Descending Sacagawea, originally uploaded by raventrickster.

On day one of climbing during NOLS‘s Mountain Training Trip 2010, three of us made an attempt on Sacagawea, a sub-peak of the Fremont Peak group in Titcomb basin. The day prior, it had rained, but during the night the weather turned *splitter* and brutally cold. We woke in our camp in Indian Basin at 2 am (too early) to begin our approach into Titcomb Basin.

The approach took two and a half hours by moonlight, and we arrived at the base around 4 am. It was too dark to see the route, and our four-sentence topo gave us little information, so we decided to sit and shiver at the base until there was more light. The three of us spooned in a little hole behind a small rock and shivered under a cold wind until around 6 am.

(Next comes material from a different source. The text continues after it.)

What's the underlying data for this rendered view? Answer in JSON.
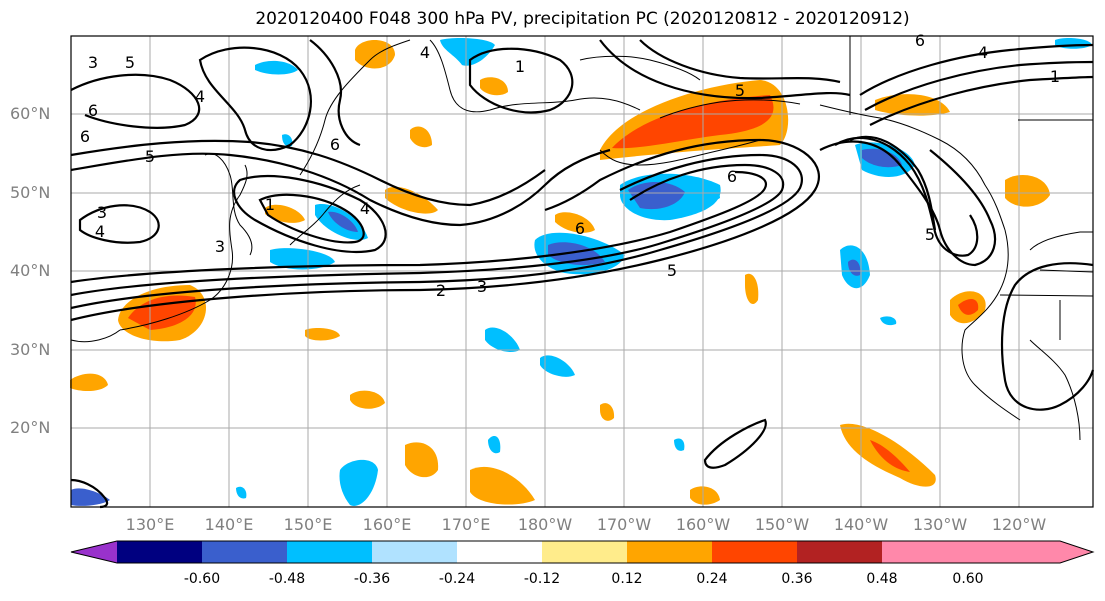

Miserable, we decided that even though the weather looked iffy, we might as well approach the base and take the gear for a walk. “In alpine climbing, you can always take the gear for a walk and see what happens” -Evan Horn, NOLS Training Manager.

Sun Rising Over Sacagawea

The base seemed not too far away, but it was two and a half hours later that we had managed to negotiate the “endless gravel escalator” through three 3rd-4th class rock bands glazed here and there by startlingly dangerous verglass.

When we finally reached the base of the climb, the weather had improved, but much to our dismay, we found that the previous day’s rain had glazed Sacagawea’s crack systems with smooth, impossible ice. Our single 7oz CAMP Corsa ice axe with its aluminum pick wasn’t going to cut it. Back down we go.

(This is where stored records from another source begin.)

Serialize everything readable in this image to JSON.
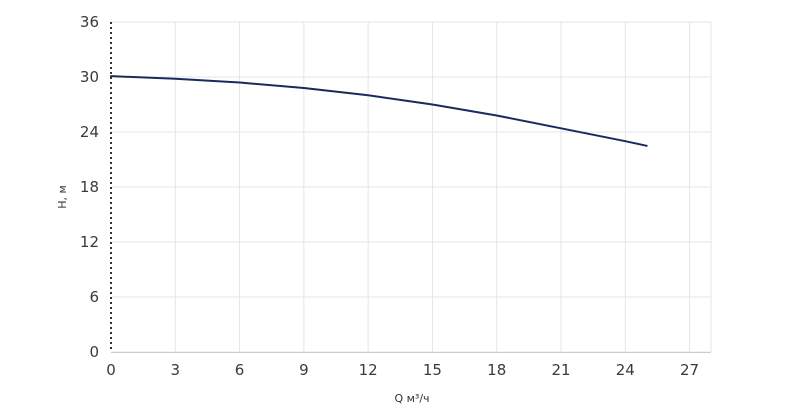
{
  "chart_data": {
    "type": "line",
    "xlabel": "Q м³/ч",
    "ylabel": "H, м",
    "xlim": [
      0,
      28
    ],
    "ylim": [
      0,
      36
    ],
    "x_ticks": [
      0,
      3,
      6,
      9,
      12,
      15,
      18,
      21,
      24,
      27
    ],
    "y_ticks": [
      0,
      6,
      12,
      18,
      24,
      30,
      36
    ],
    "grid": true,
    "series": [
      {
        "color": "#1a2a5e",
        "x": [
          0,
          3,
          6,
          9,
          12,
          15,
          18,
          21,
          24,
          25
        ],
        "y": [
          30.1,
          29.8,
          29.4,
          28.8,
          28.0,
          27.0,
          25.8,
          24.4,
          23.0,
          22.5
        ]
      }
    ]
  }
}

The descent took almost as long as the ascent, as the ice made some probable routes unexpectedly hazardous. By the time we reached our little shiver-bivy at the base, the knees were crying and the body tired of moving, though it was only 8:30 am. A nap followed.

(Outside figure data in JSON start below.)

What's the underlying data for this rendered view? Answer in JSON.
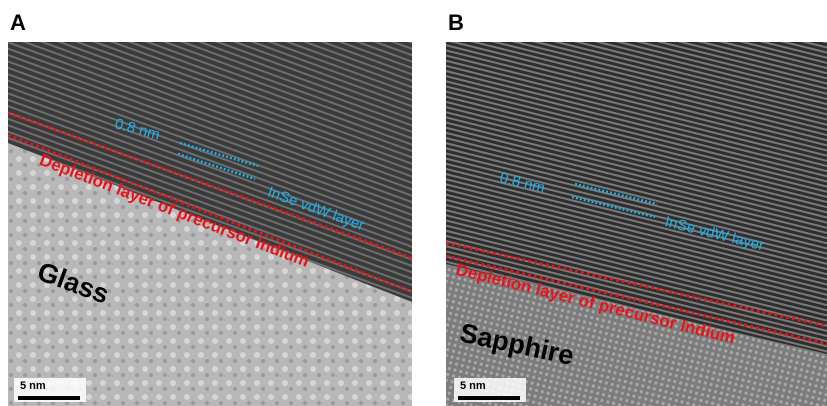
{
  "panels": [
    {
      "label": "A",
      "spacing": "0.8 nm",
      "layer": "InSe vdW layer",
      "depletion": "Depletion layer of precursor Indium",
      "substrate": "Glass",
      "scale": "5 nm"
    },
    {
      "label": "B",
      "spacing": "0.8 nm",
      "layer": "InSe vdW layer",
      "depletion": "Depletion layer of precursor Indium",
      "substrate": "Sapphire",
      "scale": "5 nm"
    }
  ]
}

It was a good warm-up to the alpine start, to the persistent optimism needed to get on some climbs, and to the need to stay comfortable on exposed and icy terrain.  Though it was not a successful climb in the traditional sense, taking the gear for a walk always seems to beat sitting in camp, even if it really throws off one’s body clock and sleep schedule.  It’s a funny feeling to have been up and moving about for eight hours when some in camp are just waking.  For you, a whole day has passed, and a second is ahead of you.  For them, the day’s consciousness is just beginning, and without the early-morning anxieties afforded by the alpine start.